Pining For The Punk Fjords

 
Although Norris McWhirter would never have dared venture inside, it's likely that the world record for the largest concentration of old-skool magic marker graffiti in a single location would have been held by an eighties railway station waiting room. Across the nation, years of neglect, underfunding, bureaucratic red tape and a general lack of interest in maintaining anything municipal beyond a basic level of functionality had allowed layer upon layer upon layer of scrawl to build up on walls that would have put the end titles of Murphy's Mob to shame, and would certainly have provided graffiti-compiling curmudgeon Nigel Rees with enough material to comfortably retire on.

Although the cumulative effect of so much handwritten text in alternating primary colours would have suggested little more to the untrained eye than that Mr. Messy had exploded, more discerning observers could just about trace an evolving subcultural history of nothing in particular through the dense lexicographical cacophony. Trends replaced trends, slang replaced slang, and not particularly coded threats to 'Bopper' for being a 'grass' replaced not particularly coded threats to his equally unimaginatively nicknamed antecedents. And weirdly agressively punctuated rewrites of Row Row Row Your Boat to be about rolling joints somehow managed to remain indelibly visible through the whole lot.

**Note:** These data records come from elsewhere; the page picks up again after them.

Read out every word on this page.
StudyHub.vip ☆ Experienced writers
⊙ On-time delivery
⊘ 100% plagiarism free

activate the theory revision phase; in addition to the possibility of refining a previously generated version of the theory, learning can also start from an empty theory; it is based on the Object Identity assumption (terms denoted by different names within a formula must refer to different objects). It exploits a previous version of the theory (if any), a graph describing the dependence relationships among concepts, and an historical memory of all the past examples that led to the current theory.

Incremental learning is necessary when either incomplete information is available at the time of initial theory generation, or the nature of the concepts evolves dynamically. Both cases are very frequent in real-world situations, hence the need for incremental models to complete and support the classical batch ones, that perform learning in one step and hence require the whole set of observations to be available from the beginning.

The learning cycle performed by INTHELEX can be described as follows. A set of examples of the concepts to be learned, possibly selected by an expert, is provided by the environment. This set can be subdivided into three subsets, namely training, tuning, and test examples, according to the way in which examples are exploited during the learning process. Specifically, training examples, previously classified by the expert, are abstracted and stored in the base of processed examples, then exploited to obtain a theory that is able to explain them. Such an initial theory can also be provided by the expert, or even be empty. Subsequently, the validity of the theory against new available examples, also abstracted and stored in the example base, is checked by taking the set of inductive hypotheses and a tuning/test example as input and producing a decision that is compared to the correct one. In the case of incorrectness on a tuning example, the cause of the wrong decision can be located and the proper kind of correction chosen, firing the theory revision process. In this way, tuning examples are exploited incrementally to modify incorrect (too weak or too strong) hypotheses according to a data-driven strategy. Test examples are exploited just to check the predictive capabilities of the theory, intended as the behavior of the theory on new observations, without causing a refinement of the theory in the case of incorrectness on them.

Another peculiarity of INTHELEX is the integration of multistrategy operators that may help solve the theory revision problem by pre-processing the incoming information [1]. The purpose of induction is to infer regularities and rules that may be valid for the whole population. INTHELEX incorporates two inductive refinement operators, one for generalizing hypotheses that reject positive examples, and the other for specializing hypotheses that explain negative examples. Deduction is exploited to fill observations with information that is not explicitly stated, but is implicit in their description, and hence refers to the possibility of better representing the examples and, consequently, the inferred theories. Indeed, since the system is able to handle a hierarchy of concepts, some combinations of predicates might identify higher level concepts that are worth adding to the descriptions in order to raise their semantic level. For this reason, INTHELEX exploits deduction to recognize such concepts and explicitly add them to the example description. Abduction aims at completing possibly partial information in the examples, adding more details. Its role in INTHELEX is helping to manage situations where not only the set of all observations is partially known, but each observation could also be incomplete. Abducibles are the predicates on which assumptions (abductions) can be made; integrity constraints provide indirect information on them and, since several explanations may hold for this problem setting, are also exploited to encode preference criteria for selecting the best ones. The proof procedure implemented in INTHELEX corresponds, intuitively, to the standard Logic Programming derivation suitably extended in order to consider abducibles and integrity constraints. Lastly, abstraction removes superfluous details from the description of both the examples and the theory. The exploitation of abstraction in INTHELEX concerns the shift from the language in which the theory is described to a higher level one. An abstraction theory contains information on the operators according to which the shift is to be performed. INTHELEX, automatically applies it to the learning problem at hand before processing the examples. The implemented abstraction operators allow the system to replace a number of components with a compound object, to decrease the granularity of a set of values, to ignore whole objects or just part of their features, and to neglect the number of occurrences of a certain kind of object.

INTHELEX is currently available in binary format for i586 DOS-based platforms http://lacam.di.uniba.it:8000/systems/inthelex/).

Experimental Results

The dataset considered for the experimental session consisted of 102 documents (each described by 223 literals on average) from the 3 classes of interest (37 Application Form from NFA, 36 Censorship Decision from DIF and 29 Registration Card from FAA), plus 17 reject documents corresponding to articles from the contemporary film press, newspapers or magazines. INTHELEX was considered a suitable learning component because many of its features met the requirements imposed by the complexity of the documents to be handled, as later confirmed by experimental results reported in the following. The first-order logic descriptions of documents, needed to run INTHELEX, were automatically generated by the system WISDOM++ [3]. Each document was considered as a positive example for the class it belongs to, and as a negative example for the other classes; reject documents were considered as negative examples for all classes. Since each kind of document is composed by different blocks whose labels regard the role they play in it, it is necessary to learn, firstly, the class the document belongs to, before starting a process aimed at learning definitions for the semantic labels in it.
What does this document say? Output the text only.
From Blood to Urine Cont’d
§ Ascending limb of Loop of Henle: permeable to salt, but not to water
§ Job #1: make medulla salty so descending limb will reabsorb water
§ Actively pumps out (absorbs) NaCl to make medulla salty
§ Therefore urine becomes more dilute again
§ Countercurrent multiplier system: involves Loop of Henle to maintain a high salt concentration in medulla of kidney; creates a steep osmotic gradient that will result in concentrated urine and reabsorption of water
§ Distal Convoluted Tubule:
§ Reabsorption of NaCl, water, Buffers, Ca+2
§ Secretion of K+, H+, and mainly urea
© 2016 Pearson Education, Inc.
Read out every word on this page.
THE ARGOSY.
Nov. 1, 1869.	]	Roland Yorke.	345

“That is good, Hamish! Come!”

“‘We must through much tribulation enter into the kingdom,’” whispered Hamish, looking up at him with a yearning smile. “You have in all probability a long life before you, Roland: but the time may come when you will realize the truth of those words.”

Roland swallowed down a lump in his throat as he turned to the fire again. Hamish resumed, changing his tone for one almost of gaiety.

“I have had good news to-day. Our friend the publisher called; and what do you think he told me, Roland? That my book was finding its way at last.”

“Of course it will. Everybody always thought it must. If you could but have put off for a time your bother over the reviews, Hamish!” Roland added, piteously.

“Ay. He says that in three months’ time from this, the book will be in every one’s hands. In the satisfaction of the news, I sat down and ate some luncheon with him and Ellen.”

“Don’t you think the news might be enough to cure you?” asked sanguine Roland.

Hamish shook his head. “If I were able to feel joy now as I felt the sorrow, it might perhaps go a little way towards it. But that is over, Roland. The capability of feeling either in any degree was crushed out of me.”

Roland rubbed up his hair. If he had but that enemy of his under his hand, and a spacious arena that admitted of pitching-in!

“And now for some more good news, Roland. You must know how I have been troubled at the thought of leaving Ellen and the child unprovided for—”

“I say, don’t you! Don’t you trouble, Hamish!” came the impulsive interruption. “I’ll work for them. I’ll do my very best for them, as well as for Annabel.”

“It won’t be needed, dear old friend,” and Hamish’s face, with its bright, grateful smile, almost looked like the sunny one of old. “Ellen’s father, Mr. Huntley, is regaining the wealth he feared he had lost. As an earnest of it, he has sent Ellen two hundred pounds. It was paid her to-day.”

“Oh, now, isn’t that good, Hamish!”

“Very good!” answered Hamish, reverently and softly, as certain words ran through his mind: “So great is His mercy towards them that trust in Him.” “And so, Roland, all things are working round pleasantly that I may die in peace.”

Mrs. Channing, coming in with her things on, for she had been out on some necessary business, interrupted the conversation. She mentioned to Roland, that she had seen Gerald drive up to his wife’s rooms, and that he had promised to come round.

If there was one recurring graffitic totem that seemed to epitomise the simultaneous permanence and futility of unattended public walls in a rapidly changing world, it was that early eighties rallying cry 'Punk's Not Dead'. As Richard Herring has noted, this brave, defiant and principled stand against the vagaries of fashion and the rise of materialism would invariably be rendered inert by someone crossing out the 'not', and someone else - and it was never the same person - judiciously adding an 'S'. In gamely attempting to convince the world at large that punk was still a viable force, its few remaining adherents had left themselves wide open for humiliating public demolition, and quite possibly came to regret spending their small change on a marker pen rather than helping to push The Exploited slightly nearer the top forty. And it was probably at this precise moment that punks ceased to be frightening to the world at large.

Quite why they were any more deserving of this status than any other youth cult (including some more genuinely threatening ones) is something of a mystery - though those zany Sex Pistols saying 'barstard' at Bill Grundy might have had something to do with it - but punks loomed larger in the juvenile catalogue of terrifying peers than perhaps any other historical equivalent ever. Indeed, even well into the 'Punk's Not Dead' era, it was not unusual for school playgrounds to reverberate with distressed reports of 'a punk' on the rampage in the vicinity, usually accompanied by Godzilla-esque tales of them headbutting chunks out of buildings whilst a small army of police cowered helplessly behind riot shields.

But by the time of Channel 4's celebration of the, erm, Fourteenth Anniversary of Punk, though, they had seemingly lost all of their terror-generating cachet. Old ladies would write to newspapers expressing gratitude to 'punks' that had tackled a bag-snatcher. Ludicrously mohicanned male model Matt Belgrano established himself as the Wogan-friendly face of anarchy. Even the tabloid press started to view them as some sort of loveable friend-in-need in the fight against the 'dangerous' dogs, ecstasy-addled hordes and obvious hoaxes about 'live' ghost-hunting that had become the new public bete noires. After all, SOMEONE needed to take a stand against whoever it was that had started appending smiley faces with wizard's hats to the railway station waiting room walls.

Nowadays you're more likely to find those selfsame railway station waiting rooms covered in coffee dispensers and adverts with similing mug-wielding monochrome girls endorsing 'Cafe Ainnichuchi' or whatever the latest one's called. And nobody's ever written anything on their faces either. But spare a thought for those defiant idealist punks who felt the best way to preserve the integrity of a youth movement that once had the establishment quaking and the charts rigged was to plead their case to a handful of rain-drenched commuters. Remember them this way: as a spiky-haired old-skool city smasher hurtling down the street shouting 'RAR RAR RADDL-A-RARR!' in the face of nobody in particular.